Other Scriptures where the three words lie in close proximity can be found in 1 Thess 5:8, Gal 5:5-6, Heb 6:10-12, 10:22-24, and I Peter 1:21-22. It seems a fair comment to make, then, that faith, hope, and love were considered to be almost a "trinity" or "triad" of graces, which were to be an integral part of the believer's walk.

Paul's first reason for thanksgiving before God in prayer is noted as being that: "...we heard of your faith." Of the trio of graces, faith always comes first. Paul heard this from Epaphras, who first brought the message to the Colossians. Many of them responded and became believers in Jesus Christ. Nothing is more important than this starting point - having faith in Jesus Christ. This is the dynamic evidence of God's transforming power at work in their lives, and it comes through faith. For the Colossians to have believed, they first had to hear. Epaphras was the messenger who brought them the message of salvation.

Romans 10:17 (NKJV) So then faith comes by hearing, and hearing by the word of God.

When we talk about faith, we are talking about what? Can you give me a definition of faith? Faith is understanding and accent to the propositions of the gospel. The object of this faith is Jesus Christ. It is only faith in Christ that saves. Faith in this church cannot save. Faith in being baptized in church cannot save. Faith in being confirmed or taking communion or doing good works - none of those things can save. It has to be faith that has as its object the Lord Jesus Christ.

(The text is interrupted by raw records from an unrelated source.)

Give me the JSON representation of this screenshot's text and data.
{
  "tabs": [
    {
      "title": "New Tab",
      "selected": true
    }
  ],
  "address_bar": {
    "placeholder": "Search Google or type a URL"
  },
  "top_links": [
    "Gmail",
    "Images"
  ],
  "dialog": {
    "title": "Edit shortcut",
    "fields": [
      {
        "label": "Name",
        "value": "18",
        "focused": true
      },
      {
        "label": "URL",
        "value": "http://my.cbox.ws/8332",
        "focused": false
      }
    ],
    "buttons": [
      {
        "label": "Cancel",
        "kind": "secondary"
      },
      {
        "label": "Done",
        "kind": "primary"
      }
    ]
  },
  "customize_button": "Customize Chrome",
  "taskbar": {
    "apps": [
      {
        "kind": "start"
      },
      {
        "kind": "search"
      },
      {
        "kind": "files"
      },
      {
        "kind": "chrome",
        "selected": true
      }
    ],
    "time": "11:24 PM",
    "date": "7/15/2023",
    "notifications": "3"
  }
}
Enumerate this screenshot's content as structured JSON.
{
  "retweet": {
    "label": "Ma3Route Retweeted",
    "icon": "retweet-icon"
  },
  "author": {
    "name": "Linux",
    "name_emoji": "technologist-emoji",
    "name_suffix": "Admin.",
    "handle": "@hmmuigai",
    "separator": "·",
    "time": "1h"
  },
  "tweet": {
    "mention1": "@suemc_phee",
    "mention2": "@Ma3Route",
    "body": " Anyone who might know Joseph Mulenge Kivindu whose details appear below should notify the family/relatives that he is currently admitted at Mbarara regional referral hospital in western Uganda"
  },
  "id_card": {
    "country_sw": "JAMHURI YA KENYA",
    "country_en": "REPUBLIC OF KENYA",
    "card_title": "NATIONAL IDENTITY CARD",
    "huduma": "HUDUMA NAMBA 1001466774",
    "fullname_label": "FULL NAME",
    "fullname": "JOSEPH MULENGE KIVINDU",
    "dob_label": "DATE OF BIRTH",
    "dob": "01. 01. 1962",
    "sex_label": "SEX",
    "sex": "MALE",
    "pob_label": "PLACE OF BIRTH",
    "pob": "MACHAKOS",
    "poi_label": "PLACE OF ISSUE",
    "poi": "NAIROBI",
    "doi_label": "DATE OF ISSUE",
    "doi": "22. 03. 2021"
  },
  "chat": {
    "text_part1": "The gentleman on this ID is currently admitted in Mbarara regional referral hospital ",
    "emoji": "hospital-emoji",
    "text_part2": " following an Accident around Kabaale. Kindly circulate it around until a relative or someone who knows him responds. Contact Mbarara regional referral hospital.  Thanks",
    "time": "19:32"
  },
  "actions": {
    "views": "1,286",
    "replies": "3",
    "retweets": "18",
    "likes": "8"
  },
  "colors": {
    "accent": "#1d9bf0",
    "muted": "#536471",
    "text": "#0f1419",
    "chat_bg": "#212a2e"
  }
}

This faith is a remarkable thing. It has resulted in the forgiveness of their sins. They have been declared righteous by God. This certainly is a reason for Paul to be overwhelmed with thanksgiving. Wretched, vile sinners have put their trust in the Lord Jesus Christ. By "wretched, vile sinners", I mean some people who would have been religious and morally outstanding, like Paul, himself, had been. You remember that Paul once was a Pharisee of the Pharisees regarding the law. He considered himself blameless, yet he was on the way to an eternal hell. It's remarkable that sinful people are saved by God through faith. That is a cause of overwhelming thanksgiving.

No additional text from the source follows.